When I first saw the remake, I was old enough to not be
shocked by mild violence, but the ease with which a man supposedly the
embodiment of peace, kindness, generosity and goodwill could be provoked to strike
someone never sat right with me. The same goes for the 1947 version; however,
it came quite soon after a war in which the USA helped the allied forces combat
fascism and injustice, so perhaps in that sense, Gwenn’s Kris – and both movie
versions were played by Englishmen – can be tenuously excused by contextual
moral standards. Importantly, the ’47 Kris was standing up for the young, kind and
impressionable Alfred (Alvin Greenman) who was being bullied by Sawyer, while the
’94 Kris defends himself and his/Santa’s existence to
his provocateur, the drunk Santa he replaced (Jack McGee) now working for a
rival store.
Which brings me on to the solid foundation of capitalism on
which these systems are laid. When against company policy Kris advises parents
on where to find the gifts the children want instead of marketing what needs to
sell, it works in Macy’s favour, and a sort of friendly rivalry emerges between
the store and its biggest rival, Gimbels, who copy the idea. The stores set
aside differences to share publicity and are rewarded for their profit-motivated
goodwill with trade and happy customers. The ’94 approach is cynical, perhaps reflecting
the post-80s ‘greed-is-good’ philosophy. ’47 Kris is committed to a mental
institution after hitting Sawyer with his cane for insisting that Alfred’s kindness
is an indicator of mental instability. This act is a catalyst for a personal vendetta
against Kris that Sawyer regrets too late when it works to his own detriment.
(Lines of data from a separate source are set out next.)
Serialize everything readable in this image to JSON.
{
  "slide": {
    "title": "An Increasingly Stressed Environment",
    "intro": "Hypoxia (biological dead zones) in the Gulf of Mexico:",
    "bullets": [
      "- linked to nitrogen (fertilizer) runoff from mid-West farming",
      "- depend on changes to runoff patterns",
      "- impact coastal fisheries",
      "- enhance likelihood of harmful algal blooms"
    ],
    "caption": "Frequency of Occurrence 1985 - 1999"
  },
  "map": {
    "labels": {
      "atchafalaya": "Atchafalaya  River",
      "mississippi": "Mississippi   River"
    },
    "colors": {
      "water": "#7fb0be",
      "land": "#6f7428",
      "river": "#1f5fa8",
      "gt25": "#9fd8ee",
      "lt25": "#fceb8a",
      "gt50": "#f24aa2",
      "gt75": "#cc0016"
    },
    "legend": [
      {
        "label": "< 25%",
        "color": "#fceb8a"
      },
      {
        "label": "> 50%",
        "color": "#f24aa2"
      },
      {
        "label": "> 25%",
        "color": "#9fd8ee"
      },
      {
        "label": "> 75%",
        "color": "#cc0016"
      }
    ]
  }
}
However, in ’94 the provocation is an act of personal revenge incited by associates
of the Cole’s store’s biggest rivals, Shopper’s Express, to damage the sales
and lasting reputation of Cole’s to improve their own. Even still, it is a bit
rich to hear ’47 Kris complain about Christmas’s commercialization when Santa
personifies it and ensures that the festive efforts of the primary givers of
childcare go unappreciated for years.
World War II is never referred to directly in ’47, but instead
alluded to through looks and loaded silences after half-uttered introductions.
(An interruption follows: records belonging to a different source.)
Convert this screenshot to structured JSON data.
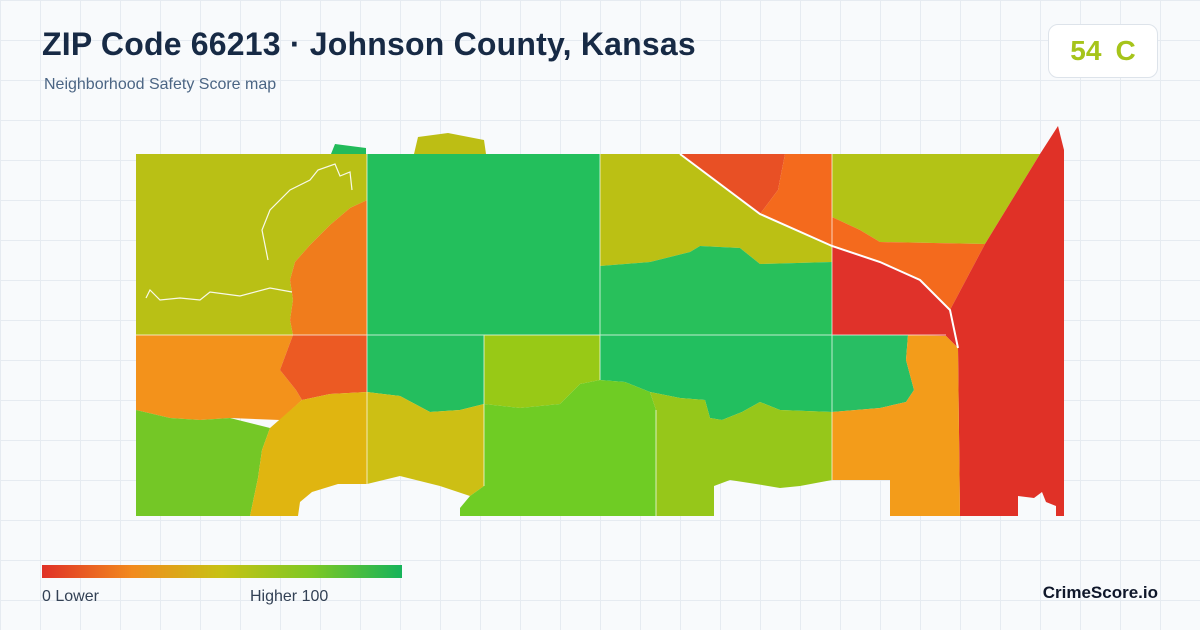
{
  "header": {
    "title": "ZIP Code 66213 · Johnson County, Kansas",
    "subtitle": "Neighborhood Safety Score map"
  },
  "score": {
    "value": "54",
    "grade": "C",
    "color": "#a6c41a"
  },
  "legend": {
    "min_label": "0  Lower",
    "max_label": "Higher  100",
    "gradient_colors": [
      "#e03127",
      "#f28a1e",
      "#c7c214",
      "#7dc824",
      "#16b35a"
    ]
  },
  "map": {
    "region_colors": {
      "northwest": "#b9c015",
      "west-center": "#f07c1c",
      "inner-west": "#ec5a23",
      "north-center": "#23bf5c",
      "north-tab-left": "#22bb5a",
      "north-tab-right": "#bdbe14",
      "north-mid-east": "#bbc014",
      "center-east": "#28c05b",
      "north-east-red": "#e85025",
      "north-east-orange": "#f46a1d",
      "northeast": "#b3c316",
      "east-wedge-orange": "#f46a1d",
      "east-red": "#e03127",
      "east-center-red": "#e0322a",
      "southwest-orange": "#f3921b",
      "center-south-green": "#24be5e",
      "center-south-yellow": "#98c916",
      "south-center-green": "#22bf5f",
      "east-south-green": "#28be63",
      "southwest-green": "#74c726",
      "south-west-yellow": "#e0b510",
      "south-center-yellow": "#cdbf14",
      "south-mid-green": "#6fcc24",
      "south-east-yellow": "#96c71a",
      "south-east-orange": "#f39c1a",
      "far-east-orange": "#f29616"
    }
  },
  "footer": {
    "brand": "CrimeScore.io"
  }
}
For example, the scene in which Kris communicates in sign language with a deaf
girl in ’94 was originally with a non-English speaking Dutch adopted orphan.
Reading between the lines, she is likely her family's sole survivor of the
Nazi-occupied Netherlands. I could speculate further, but the purpose of this
encounter is Susan witnessing Kris conversing in the first language of a
displaced and traumatized child, which suggests to her the possibility that he
may just be Jolly One.
Post-war renewal is perhaps why politics is mentioned
overtly in ’47. Judge Henry X. Harper (Gene Lockhart) worries about the trial’s
impact on his re-election and mentions that he is a democrat while District
Attorney Thomas Mara (Jerome Cowan) who presents the prosecution case is a
republican. This indicates Judge Harper’s leftist, liberal and perhaps socialist
leanings. When he is buried in mail addressed to Santa Claus delivered to the
courthouse by the truck-full, he accepts the argument that if the mail service believes
Kris to be Santa, then he must be. This puts Harper in a win-win situation with
children and voters alike by declaring Santa to be real and showing tremendous
faith in the robustness of a federal system.
To edge into review territory, the intricacy of the
original story in the 1947 Miracle on 34th
Street is partly why it won many awards and has been preserved by the
Academy Film Archive while the 1994 remake may well fade in time. It is also
much less cynical, and has much more potential to cause hearty laughter in the young and old alike.